Maryland defense lawyer Kenneth W. Ravenell wants to keep his law license while he appeals his conviction on a federal charge of money laundering.
In a new filing before Maryland’s Court of Appeals, Ravenell argues that he does not pose a risk to the public if he continues to practice law. The filing also includes more than three dozen letters of support from fellow lawyers.
“Mr. Ravenell has overwhelmingly demonstrated his effective and unimpeachable abilities regarding all aspects of the practice of law and his well-respected reputation,” wrote Ravenell’s attorney, Randall Craig.
“Accordingly, it is clear that permitting Mr. Ravenell to continue to practice law until the final disposition of his case on appeal presents no danger to the public.”
Ravenell’s law license is in danger because a jury found him guilty late last month of a single count of money laundering.
Federal prosecutors alleged that Ravenell was an adviser to a major marijuana trafficking ring run by a longtime criminal defense client, Richard Byrd, and that Byrd paid Ravenell millions of dollars in drug proceeds over a period of several years.
The indictment also accused Ravenell of using his law firm at the time, Murphy, Falcon & Murphy, to launder drug money for Byrd.
Ravenell’s defense team argued that he did not know Byrd was paying with drug money and that his handling of Byrd’s money was not unusual.
Jurors largely agreed and acquitted Ravenell of most charges but found him guilty of laundering money.

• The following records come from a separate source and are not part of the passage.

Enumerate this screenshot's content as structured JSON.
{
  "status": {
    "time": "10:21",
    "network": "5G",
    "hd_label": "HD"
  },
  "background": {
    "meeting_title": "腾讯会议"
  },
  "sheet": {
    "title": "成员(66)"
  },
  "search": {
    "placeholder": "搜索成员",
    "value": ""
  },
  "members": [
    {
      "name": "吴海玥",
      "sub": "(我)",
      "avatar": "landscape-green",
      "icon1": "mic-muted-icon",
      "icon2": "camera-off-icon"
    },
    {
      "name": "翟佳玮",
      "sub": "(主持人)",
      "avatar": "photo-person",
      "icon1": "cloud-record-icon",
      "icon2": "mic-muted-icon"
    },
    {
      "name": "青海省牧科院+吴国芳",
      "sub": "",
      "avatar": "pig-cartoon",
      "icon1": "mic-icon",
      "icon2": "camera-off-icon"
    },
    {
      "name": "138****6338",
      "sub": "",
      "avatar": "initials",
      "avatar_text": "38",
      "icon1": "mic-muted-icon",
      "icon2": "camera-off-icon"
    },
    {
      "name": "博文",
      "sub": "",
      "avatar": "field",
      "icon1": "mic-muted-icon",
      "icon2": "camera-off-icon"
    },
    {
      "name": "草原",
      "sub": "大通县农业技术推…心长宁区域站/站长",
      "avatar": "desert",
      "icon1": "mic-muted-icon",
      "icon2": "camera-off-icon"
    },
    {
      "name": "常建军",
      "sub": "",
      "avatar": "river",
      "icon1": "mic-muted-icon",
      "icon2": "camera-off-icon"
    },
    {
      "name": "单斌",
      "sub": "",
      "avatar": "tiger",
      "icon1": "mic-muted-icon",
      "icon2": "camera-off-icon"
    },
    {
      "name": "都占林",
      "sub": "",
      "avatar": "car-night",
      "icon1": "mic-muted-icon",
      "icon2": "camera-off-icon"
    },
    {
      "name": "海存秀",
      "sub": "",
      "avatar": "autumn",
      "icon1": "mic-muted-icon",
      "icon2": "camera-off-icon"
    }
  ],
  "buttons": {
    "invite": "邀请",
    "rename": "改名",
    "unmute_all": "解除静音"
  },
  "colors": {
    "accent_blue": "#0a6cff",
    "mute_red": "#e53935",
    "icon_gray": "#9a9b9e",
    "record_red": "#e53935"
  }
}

Ravenell’s sentencing is set for May.
Soon after the verdict, the Maryland Attorney Grievance Commission sought disciplinary action, as is typical when a lawyer is convicted of a serious crime.
As part of that process, Bar Counsel Lydia E. Lawless asked Maryland’s Court of Appeals to temporarily suspend Ravenell’s law license, the first step toward more serious consequences for Ravenell.
Chief Judge Joseph M. Getty issued a show cause order that gave Ravenell 15 days to argue why his license shouldn’t be suspended immediately.
Ravenell’s response asked the appeals court to either deny bar counsel’s request for a temporary suspension or to designate a judge who could oversee a hearing on the issue.
Lawless declined to comment Friday.
The response filed Thursday argues that the case against Ravenell was flawed, and that he is likely to succeed on appeal. Ravenell’s defense team plans to appeal the trial judge’s handling of jury instructions for the money laundering charge, among other issues, according to the filing.
Ravenell’s attorney also noted that he is handling several high-profile civil rights cases in which his clients wish to continue working with him.
Even while under indictment, Ravenell continued handling cases. He is representing the family of Anton Black, a 19-year-old Black man from the Eastern Shore who died during a struggle with officers in 2018, and a 5-year-old boy who was shot twice by a Baltimore County police officer who also fatally shot the boy’s mother, Korryn Gaines.
The families in both cases wrote letters asking that Ravenell be allowed to continue representing them.
And the ACLU of Maryland, which has worked with Ravenell on civil rights cases, wrote a letter of support.
“We have never before weighed in on an attorney discipline matter,” the group wrote, noting that many cases of alleged lawyer misconduct justify license suspension.
“Here, a widely respected and experienced lawyer with an otherwise untarnished record of work and ethical conduct has been acquitted of every single count but one that is going up on appeal, with active clients who simply will not be able to find comparable counsel,” the group wrote.